I felt so helpless, what should I do. I stood and watched. Retracing and remembering all the thrills we had been through. Your life is your own. Someone boring must have picked you up and put you in his pocket. I sat in the pub and asked you why. I walk by the bypass and wonder, listening to the buzzing of bright gaudy wings. Hovering overhead, waiting for the machines to break down. Something is rotting behind the bricks and mortar. But all you could do was sniff and make hollow excuses. Do you prefer your dreams man-made?

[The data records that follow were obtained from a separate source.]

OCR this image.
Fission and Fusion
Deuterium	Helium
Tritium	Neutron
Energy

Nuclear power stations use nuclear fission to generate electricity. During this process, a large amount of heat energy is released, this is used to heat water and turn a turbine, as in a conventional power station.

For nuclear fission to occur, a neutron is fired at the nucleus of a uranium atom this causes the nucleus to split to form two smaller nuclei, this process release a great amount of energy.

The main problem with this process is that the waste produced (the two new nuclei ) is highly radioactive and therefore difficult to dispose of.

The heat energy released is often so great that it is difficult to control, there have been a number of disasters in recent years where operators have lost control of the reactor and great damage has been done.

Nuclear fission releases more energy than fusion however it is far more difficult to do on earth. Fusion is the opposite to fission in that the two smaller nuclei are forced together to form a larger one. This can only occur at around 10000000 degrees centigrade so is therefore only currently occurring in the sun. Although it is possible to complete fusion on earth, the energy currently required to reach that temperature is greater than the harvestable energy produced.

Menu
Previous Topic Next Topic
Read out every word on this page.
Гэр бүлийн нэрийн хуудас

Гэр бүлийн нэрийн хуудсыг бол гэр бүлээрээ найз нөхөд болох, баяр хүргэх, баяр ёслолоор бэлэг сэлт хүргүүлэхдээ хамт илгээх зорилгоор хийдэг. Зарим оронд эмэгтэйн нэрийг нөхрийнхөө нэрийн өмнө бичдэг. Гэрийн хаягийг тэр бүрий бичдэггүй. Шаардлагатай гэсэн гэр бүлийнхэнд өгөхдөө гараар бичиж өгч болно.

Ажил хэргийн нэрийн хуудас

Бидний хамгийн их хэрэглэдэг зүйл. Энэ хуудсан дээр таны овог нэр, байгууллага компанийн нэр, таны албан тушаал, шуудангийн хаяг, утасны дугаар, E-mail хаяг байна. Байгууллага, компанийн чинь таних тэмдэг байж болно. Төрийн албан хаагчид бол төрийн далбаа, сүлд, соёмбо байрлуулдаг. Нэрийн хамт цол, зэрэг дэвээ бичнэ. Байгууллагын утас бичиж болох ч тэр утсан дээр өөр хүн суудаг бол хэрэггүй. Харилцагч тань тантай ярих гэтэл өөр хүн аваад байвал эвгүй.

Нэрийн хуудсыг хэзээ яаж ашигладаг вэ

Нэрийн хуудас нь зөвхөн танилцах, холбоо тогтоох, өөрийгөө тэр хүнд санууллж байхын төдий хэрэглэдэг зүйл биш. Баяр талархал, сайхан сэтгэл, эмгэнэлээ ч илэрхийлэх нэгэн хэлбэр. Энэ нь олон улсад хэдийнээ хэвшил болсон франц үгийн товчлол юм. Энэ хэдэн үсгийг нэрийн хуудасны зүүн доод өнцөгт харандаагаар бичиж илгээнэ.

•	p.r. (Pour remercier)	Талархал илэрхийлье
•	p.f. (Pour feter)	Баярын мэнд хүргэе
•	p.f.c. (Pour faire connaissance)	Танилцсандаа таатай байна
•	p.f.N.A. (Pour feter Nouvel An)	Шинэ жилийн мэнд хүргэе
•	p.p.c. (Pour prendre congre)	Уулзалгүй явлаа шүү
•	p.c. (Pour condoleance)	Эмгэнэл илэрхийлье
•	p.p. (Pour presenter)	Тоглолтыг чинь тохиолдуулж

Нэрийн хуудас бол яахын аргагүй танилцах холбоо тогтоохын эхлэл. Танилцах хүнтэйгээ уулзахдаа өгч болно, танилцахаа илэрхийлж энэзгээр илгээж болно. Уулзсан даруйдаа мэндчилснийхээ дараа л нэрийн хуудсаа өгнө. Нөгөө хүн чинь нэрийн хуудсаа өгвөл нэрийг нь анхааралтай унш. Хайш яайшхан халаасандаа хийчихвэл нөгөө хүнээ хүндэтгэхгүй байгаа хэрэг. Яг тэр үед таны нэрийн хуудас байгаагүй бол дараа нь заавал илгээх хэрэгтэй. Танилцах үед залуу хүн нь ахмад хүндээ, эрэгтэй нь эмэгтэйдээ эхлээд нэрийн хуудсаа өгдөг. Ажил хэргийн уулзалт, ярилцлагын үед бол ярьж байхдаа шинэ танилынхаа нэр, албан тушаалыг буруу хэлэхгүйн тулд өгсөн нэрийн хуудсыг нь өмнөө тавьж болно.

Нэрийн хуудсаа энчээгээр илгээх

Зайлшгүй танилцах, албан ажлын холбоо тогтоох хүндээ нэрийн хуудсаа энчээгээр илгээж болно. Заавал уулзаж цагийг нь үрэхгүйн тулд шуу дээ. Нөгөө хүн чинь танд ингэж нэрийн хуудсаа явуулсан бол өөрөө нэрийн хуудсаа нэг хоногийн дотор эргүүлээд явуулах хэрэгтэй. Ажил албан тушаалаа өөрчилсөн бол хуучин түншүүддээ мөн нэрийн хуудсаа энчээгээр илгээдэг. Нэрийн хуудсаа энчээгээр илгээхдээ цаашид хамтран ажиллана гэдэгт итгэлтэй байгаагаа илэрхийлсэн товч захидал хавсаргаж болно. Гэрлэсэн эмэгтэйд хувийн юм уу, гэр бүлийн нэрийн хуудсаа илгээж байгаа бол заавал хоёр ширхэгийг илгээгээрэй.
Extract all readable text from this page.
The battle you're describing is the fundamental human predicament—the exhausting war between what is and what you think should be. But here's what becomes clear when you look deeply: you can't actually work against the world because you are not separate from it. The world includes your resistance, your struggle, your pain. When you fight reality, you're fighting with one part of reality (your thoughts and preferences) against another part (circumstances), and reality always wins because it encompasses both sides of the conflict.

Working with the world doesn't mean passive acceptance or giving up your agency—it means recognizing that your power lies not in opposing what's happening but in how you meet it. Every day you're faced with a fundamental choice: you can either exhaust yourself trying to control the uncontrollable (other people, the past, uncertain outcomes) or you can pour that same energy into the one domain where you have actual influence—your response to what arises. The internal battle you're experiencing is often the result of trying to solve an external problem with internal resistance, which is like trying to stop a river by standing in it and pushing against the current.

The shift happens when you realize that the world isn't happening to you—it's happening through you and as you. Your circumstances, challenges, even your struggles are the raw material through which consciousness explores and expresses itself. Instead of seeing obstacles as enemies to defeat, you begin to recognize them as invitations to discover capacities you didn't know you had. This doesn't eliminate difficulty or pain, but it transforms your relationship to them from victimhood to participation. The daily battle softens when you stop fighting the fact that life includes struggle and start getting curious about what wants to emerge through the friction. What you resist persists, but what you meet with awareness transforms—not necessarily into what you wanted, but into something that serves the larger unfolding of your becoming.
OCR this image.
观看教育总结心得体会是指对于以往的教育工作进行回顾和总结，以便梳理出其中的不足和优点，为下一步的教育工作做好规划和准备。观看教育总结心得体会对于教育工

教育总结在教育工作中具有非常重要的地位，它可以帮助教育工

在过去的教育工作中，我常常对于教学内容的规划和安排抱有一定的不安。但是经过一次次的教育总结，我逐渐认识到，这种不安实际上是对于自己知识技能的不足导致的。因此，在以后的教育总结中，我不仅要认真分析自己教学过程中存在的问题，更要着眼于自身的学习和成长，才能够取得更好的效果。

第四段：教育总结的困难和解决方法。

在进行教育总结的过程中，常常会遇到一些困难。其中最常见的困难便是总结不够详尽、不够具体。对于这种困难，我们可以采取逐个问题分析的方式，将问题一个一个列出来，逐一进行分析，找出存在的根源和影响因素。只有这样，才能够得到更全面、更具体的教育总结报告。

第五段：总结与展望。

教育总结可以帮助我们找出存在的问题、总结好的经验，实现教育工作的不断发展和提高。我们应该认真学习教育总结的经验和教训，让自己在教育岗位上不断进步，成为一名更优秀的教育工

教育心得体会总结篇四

I will go dancing in the debris. With or without a passenger. Tramps like us carry secret moonbeams in a pocket. Or would you rather be a pig? And we will fiddle in the drizzle. I will never be alone. There are legions like me. London will not burn because London is not a thing. It is a few bright neon places and some cosy living rooms and bars and cafes and faces, and a blur of buildings. In between these we pass in the night. In the corner of my eye there is a cup of tea a wrist watch and a hot air balloon, dancing to the rhythm of the engine. Pistons thumping like a heartbeat. And a letter from a friend who never lied, blowing with the rubbish in the gutter?
Come with me. I will murmur for the last time. Stranger, whoever you are, come with me now, before it is too late. And we will break all the speed limits. It takes two or more to tango, so they say, and the neon lights are dancing. If I promise to be honest will you tell me your name? If I tell you my name, will you teach me your magic? There is no time to lose. Are you afraid of motorbikes? This too is not a dream.